Tokenization, Kapital, and Nietzsche’s Warning#
Ali’s narrative mastery represents a form of tokenized kapital—transforming her identity, experiences, and beliefs into intellectual currency that can be traded on the global stage. Her story becomes a commodity, consumed by audiences eager for moral clarity. Kanté, by contrast, resists this commodification. His humility and lack of self-promotion make him a poor fit for a world that thrives on spectacle and story.
Nietzsche warned that the Enlightenment’s tendency to flatten the divine would also flatten the human. In Ali, we see this compression: a distillation of vast cultural and historical forces into a singular narrative. Kanté’s quiet life, while less marketable, resists this flattening. His refusal to perform his identity becomes a subtle rebellion against modernity’s demand for polished, consumable personas.
Conclusion#
Ayaan Hirsi Ali’s mastery of narrative is both her greatest strength and her greatest liability.
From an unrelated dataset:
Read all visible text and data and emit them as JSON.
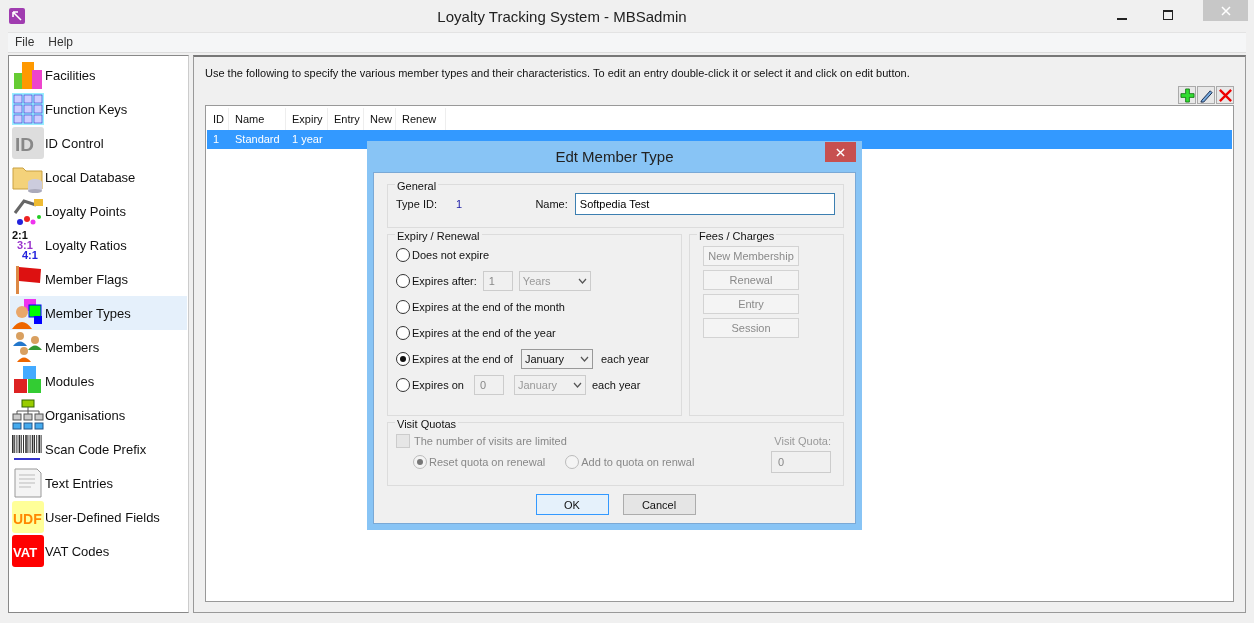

Her story offers clarity but at the expense of nuance, creating a world of stark binaries where pluralism is more aesthetic than reality. N’Golo Kanté, in his humility and quiet excellence, offers a counter-narrative that resists tokenization. He embodies a different mode of existence—one that doesn’t seek to dominate the discourse but instead harmonizes with it. In the tension between these figures lies Nietzsche’s unspoken question: can modernity embrace complexity, or will it remain addicted to the tyranny of perfected narratives? The answer may shape the cosmic arc of identity in an era defined by its crises.